The report contradicts the U.S. government's official position that it has no
concrete evidence to believe that a leadership change is imminent in North Korea.
"I think we've said many times that the leadership and how decisions are made in
North Korea is an opaque process on how they take their decisions," the State
Department's deputy spokesman, Gordon Duguid, said last month. "Who's actually
taking decisions is very opaque as well.

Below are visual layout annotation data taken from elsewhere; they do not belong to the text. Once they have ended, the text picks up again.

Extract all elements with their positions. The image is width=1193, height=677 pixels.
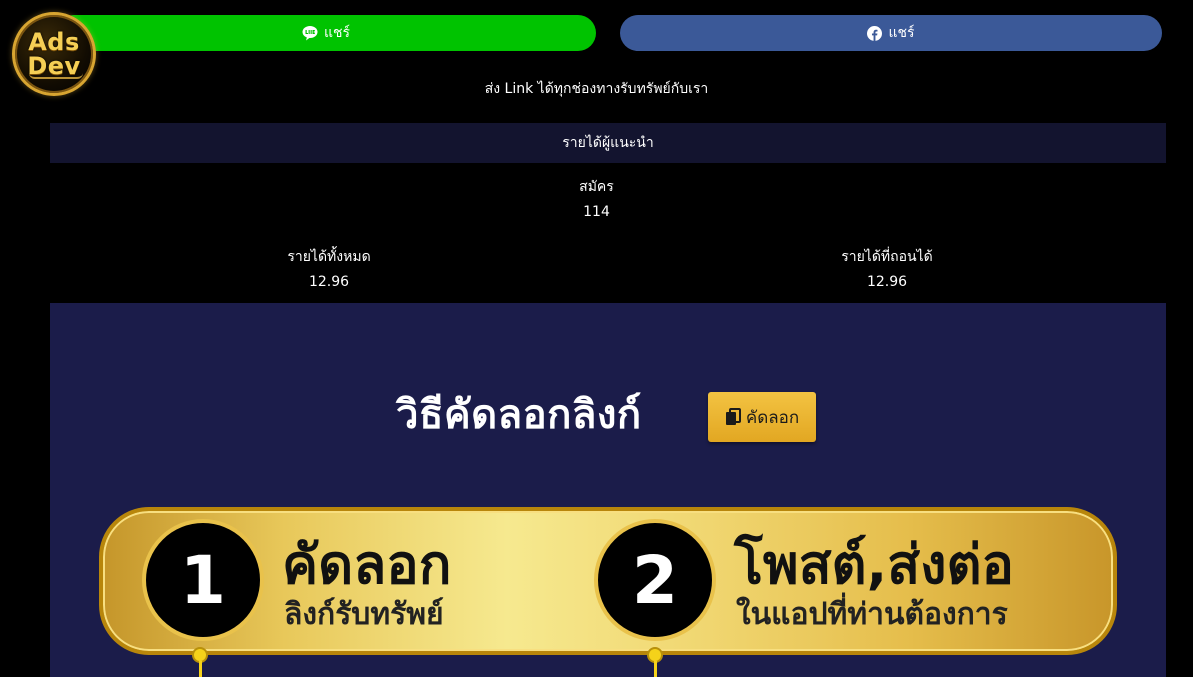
- banner-title: วิธีคัดลอกลิงก์: [396, 392, 642, 438]
- signup-count: 114: [583, 204, 610, 220]
- referral-income-header: รายได้ผู้แนะนำ: [50, 123, 1166, 163]
- how-to-copy-link-banner: วิธีคัดลอกลิงก์ คัดลอก 1 คัดลอก ลิงก์รับ…: [50, 303, 1166, 677]
- ads-dev-logo[interactable]: Ads Dev: [12, 12, 96, 96]
- copy-badge-label: คัดลอก: [745, 407, 800, 428]
- copy-icon: [725, 408, 741, 426]
- facebook-share-button[interactable]: แชร์: [620, 15, 1162, 51]
- facebook-share-label: แชร์: [888, 25, 915, 41]
- invite-text: ส่ง Link ได้ทุกช่องทางรับทรัพย์กับเรา: [484, 81, 709, 97]
- page: Ads Dev แชร์ แชร์ ส่ง Link ได้ทุกช่องทาง…: [0, 0, 1193, 677]
- line-chat-icon: [302, 25, 318, 41]
- logo-swoosh: [29, 73, 83, 79]
- total-income-label: รายได้ทั้งหมด: [287, 249, 371, 265]
- step-2-circle: 2: [594, 519, 716, 641]
- facebook-icon: [867, 25, 883, 41]
- logo-text-line1: Ads: [28, 28, 80, 56]
- step-1-subtitle: ลิงก์รับทรัพย์: [284, 597, 444, 632]
- step-2-connector-line: [653, 661, 657, 677]
- copy-badge: คัดลอก: [708, 392, 816, 442]
- withdrawable-income-value: 12.96: [866, 274, 908, 290]
- signup-label: สมัคร: [579, 179, 614, 195]
- withdrawable-income-label: รายได้ที่ถอนได้: [841, 249, 933, 265]
- step-2-number: 2: [632, 541, 678, 619]
- line-share-label: แชร์: [323, 25, 351, 41]
- line-share-button[interactable]: แชร์: [56, 15, 596, 51]
- step-1-title: คัดลอก: [282, 533, 452, 596]
- step-2-title: โพสต์,ส่งต่อ: [734, 533, 1014, 596]
- step-1-number: 1: [180, 541, 226, 619]
- step-2-subtitle: ในแอปที่ท่านต้องการ: [736, 597, 1008, 632]
- step-1-connector-line: [198, 661, 202, 677]
- total-income-value: 12.96: [308, 274, 350, 290]
- step-1-circle: 1: [142, 519, 264, 641]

We don't have any direct contact on the
ground and are not able to well judge what we hear coming out of North Korea."
Kim is believed to be recovering from the stroke and senior U.S. officials have
said that he is still in charge.
The CRS report, however, said that the collective apparatus "contains key North
Korean military commanders, and the military has been more influential in the
policy-making context since Kim's stroke."
"While U.S. and South Korean intelligence officials have stated that Kim Jong-il
appears to have partially recovered from the stroke, most experts believe the new
collective apparatus will continue to have an important policy-making role in the
future," the report said.
Reports said that Kim Jong-un, the third and youngest son of the North Korean
leader, has been tapped as heir apparent with the backing of Chang and Kim Ok,
44, the current de facto fourth wife of Kim Jong-il, who also serves as his
personal secretary.
Jong-un was born to the leader's third known wife, Ko Young-hee, who died of
breast cancer in 2004.
The second son, Jong-chol, 28, who was also born to Ko, seems to be sidelined in
the succession due to a weak temperament stemming from a hormone-related disease.
Jong-nam, the oldest son, who was born to the leader's late second wife, Song
Hye-rim, has been adrift in China since 2001, when he was caught trying to visit
Disneyland in Tokyo along with his son and wife on a forged passport.
A collective leadership with party and military leaders consolidating power
around one of the leader's three sons is the most favored scenario by experts
amid growing skepticism about another dynastic power succession in the North due
a lack of time to groom an heir.
Kim Jong-il spent two decades as an heir apparent before taking over in 1994,
when his father, Kim Il-sung, died of a heart attack.
U.S. Secretary of State Hillary Clinton last month touched on the sensitive issue
of North Korea's leadership change while on a weeklong Asian tour, attributing
North Korea's planned rocket launch and other provocative acts to a potential
power transition.
"There is an increasing amount of pressure because, if there is succession, even
if it is a peaceful succession, that creates even more uncertainty and it also
may encourage behaviors that are even more provocative as a way to consolidate
power within the society," she said.
South Korean and U.S. officials have said that the 67-year-old Kim Jong-il might
have undergone brain surgery for a stroke last fall amid reports that North
Korea's hardline military was taking advantage of the power vacuum to derail the
six-party talks, the latest session of which was deadlocked in December over how
to verify North Korea's nuclear facilities.
"You add to the already difficult challenge of working with the North Koreans the
uncertainties that come from questions about potential succession, this is a
difficult undertaking," Clinton said. "Our goal is to try to come up with a
strategy that is effective in influencing the behavior of the North Koreans at a
time when the whole leadership situation is somewhat unclear."